3) Truck loading  and securing. The binders used to secure the bars onto the truck can cause a permanent deformation if they are not matched up with the blocking beneath the bars. I saw a trucker once use a 4 foot piece of pipe as a “cheater” to secure the binding chains ‘one more notch.’ You could hear the wood  underneath the bundle being crushed. Chains are always bad news for cold drawn bars- nicks, and gouges and ‘low spots.’

4) Improper unloading. Putting a spreader bar on so that there are multiple points of support for the bundle is critical, especially with the smaller diameter bars and small bundles.

This is bad...

This is bad...

 I have seen shops unload bundles by using a single “hitch” at the approximate middle of the bundles. This causes a permanent camber over the length of the bars. Jerky crane lifts rather than smooth movements can magnify this effect.

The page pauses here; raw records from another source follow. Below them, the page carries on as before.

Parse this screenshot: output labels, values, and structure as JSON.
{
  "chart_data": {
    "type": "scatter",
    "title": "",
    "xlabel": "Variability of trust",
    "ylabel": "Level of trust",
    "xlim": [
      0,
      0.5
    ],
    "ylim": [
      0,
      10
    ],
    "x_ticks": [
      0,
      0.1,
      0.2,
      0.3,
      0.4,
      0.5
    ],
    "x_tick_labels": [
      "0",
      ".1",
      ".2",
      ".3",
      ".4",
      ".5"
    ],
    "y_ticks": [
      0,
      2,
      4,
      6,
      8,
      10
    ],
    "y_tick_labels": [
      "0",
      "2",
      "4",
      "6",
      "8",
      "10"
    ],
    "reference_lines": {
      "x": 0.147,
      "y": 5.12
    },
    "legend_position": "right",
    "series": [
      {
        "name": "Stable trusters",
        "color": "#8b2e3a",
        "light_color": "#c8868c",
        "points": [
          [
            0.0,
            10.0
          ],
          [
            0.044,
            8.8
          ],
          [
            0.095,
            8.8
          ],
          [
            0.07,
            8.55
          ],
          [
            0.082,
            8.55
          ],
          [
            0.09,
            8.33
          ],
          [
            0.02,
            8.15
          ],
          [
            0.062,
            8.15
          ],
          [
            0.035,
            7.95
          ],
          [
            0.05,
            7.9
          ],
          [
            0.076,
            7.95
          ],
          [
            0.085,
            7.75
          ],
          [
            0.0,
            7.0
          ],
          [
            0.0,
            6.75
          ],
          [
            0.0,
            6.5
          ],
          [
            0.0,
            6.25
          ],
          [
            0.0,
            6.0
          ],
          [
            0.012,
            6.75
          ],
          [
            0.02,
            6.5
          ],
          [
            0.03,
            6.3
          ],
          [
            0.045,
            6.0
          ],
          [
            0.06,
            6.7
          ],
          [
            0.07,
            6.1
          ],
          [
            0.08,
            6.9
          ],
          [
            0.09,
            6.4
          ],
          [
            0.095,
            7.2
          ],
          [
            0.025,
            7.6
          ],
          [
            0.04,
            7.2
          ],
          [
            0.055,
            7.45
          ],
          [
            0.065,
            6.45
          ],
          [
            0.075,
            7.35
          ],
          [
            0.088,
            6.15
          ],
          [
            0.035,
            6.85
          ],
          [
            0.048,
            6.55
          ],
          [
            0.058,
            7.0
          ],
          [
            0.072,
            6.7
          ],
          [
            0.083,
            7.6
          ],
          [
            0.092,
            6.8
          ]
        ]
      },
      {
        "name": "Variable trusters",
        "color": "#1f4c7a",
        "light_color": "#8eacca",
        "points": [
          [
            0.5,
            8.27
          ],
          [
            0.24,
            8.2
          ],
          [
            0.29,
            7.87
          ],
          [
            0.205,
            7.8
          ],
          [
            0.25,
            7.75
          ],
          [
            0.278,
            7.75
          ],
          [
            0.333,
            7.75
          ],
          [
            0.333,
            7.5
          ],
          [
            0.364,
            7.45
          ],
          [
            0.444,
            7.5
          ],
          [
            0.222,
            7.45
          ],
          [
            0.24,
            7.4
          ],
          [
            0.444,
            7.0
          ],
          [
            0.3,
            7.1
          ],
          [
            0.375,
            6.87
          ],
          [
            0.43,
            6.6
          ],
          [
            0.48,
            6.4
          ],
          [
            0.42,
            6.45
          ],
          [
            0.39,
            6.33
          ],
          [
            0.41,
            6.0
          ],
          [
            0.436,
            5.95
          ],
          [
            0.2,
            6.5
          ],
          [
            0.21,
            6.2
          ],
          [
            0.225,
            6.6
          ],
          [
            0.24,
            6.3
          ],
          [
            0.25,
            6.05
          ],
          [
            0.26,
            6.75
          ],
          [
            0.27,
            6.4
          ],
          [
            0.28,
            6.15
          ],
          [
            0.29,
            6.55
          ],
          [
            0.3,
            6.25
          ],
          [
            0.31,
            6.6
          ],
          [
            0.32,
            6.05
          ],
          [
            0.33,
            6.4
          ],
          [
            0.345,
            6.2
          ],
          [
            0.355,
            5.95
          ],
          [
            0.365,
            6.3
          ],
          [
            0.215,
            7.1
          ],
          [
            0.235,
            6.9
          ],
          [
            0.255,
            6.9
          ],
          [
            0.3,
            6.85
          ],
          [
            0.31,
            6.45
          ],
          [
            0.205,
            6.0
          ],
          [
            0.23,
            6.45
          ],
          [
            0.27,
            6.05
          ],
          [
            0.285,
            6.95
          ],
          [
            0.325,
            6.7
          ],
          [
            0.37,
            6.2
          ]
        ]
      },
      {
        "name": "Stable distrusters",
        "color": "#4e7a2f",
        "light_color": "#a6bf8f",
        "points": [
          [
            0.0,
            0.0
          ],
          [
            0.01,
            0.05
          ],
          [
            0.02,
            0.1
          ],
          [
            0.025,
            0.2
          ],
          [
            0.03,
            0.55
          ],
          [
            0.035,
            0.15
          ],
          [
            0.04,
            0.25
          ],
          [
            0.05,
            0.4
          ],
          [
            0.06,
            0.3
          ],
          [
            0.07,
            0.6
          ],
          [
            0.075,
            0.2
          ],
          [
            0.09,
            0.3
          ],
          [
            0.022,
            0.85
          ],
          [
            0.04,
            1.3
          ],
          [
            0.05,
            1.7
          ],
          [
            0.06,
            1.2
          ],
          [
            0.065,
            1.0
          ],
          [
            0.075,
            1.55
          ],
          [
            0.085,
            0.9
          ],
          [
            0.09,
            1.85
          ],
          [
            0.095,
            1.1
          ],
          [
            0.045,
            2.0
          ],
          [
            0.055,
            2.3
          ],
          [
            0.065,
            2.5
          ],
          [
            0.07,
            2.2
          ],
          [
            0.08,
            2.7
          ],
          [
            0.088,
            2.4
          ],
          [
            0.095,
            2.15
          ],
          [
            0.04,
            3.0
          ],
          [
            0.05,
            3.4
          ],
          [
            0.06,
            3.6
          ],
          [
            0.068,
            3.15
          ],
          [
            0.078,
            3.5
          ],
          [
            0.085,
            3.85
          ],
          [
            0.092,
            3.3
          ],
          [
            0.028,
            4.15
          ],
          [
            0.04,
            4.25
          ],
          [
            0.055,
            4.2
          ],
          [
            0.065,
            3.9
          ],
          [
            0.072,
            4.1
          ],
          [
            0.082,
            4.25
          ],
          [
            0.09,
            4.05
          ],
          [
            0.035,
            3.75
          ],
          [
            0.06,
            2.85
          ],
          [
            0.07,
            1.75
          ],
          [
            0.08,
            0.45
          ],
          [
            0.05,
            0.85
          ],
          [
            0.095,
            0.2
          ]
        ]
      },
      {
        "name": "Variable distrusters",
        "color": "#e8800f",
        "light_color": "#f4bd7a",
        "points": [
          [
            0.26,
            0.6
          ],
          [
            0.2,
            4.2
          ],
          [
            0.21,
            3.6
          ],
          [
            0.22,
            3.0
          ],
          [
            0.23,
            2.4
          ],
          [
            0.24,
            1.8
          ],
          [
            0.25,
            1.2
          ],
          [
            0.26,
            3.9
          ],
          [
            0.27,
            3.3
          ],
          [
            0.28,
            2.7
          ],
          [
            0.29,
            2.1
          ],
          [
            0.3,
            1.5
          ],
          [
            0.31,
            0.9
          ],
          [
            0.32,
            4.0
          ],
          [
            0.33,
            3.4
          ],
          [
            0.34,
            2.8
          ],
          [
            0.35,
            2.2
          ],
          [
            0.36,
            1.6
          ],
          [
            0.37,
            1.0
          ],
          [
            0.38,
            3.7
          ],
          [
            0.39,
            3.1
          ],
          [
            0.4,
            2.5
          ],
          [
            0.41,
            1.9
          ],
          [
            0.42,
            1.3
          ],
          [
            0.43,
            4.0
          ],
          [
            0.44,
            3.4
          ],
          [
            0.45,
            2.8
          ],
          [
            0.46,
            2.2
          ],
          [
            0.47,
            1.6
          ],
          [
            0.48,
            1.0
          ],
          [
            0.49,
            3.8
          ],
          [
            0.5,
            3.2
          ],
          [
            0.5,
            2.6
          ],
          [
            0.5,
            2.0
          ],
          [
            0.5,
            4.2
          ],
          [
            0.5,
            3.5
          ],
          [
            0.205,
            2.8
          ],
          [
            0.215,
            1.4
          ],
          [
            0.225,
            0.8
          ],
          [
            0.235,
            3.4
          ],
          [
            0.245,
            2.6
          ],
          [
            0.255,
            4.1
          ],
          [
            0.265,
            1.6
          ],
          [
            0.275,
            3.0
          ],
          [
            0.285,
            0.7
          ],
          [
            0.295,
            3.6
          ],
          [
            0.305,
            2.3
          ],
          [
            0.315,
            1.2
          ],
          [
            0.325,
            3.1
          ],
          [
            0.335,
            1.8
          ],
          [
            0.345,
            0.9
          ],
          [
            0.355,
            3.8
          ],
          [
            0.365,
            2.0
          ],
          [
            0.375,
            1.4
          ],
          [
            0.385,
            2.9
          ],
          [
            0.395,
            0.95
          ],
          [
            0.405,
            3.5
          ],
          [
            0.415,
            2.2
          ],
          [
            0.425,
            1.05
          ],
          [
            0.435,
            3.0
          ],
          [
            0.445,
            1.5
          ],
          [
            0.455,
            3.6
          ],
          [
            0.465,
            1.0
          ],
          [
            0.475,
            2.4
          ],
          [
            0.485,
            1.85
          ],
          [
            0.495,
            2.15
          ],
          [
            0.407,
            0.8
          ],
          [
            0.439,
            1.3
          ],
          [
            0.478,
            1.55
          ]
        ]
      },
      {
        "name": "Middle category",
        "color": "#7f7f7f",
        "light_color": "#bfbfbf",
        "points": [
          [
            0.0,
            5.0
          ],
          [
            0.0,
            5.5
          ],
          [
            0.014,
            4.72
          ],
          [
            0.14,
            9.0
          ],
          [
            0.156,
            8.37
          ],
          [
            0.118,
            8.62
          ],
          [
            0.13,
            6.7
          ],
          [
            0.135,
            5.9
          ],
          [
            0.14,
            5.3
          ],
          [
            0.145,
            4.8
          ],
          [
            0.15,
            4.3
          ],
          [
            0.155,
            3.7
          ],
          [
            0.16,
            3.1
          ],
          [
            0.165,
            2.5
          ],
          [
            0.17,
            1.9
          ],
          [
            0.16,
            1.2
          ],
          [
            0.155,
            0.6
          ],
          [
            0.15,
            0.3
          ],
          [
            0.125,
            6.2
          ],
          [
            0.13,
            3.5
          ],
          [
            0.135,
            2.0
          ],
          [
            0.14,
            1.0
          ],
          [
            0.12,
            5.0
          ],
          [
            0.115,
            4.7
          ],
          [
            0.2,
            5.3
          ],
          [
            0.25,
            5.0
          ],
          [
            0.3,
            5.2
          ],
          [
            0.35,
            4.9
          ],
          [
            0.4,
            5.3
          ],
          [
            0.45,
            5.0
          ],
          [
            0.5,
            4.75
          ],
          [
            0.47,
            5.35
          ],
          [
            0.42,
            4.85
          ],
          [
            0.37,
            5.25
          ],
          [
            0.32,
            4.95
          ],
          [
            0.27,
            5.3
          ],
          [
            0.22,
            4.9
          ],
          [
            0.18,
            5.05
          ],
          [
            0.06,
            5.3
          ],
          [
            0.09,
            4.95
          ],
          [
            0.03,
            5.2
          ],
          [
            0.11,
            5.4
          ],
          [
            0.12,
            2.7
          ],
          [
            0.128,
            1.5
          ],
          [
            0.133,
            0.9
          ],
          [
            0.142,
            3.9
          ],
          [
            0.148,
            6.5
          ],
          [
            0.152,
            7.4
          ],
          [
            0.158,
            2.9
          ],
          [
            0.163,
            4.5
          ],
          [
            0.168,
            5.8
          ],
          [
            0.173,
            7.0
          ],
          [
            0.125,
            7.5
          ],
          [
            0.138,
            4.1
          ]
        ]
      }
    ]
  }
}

5) Hand unloading or using a forklift. Small diameter bars especially can be bent by the way they are manually pulled out, lifted, and carried, instead of being placed on a table or rack. Using a forklift can also cause bars to be bent.

6) Frequency of handling. If you are buying from a service center, the number of times that the material has been handled can double or triple,  compared to a direct shipment from the mill. Given that you may be buying non-bundle quantities, it is a fact of life that the number of lifts and handling increases dramatically with the additional destination of the service center, as well as in the act of splitting the bundle. 

When you encounter bar straightness issues, characterizing the way the bar deviates from straightness can help you determine which of the above factors might be the cause.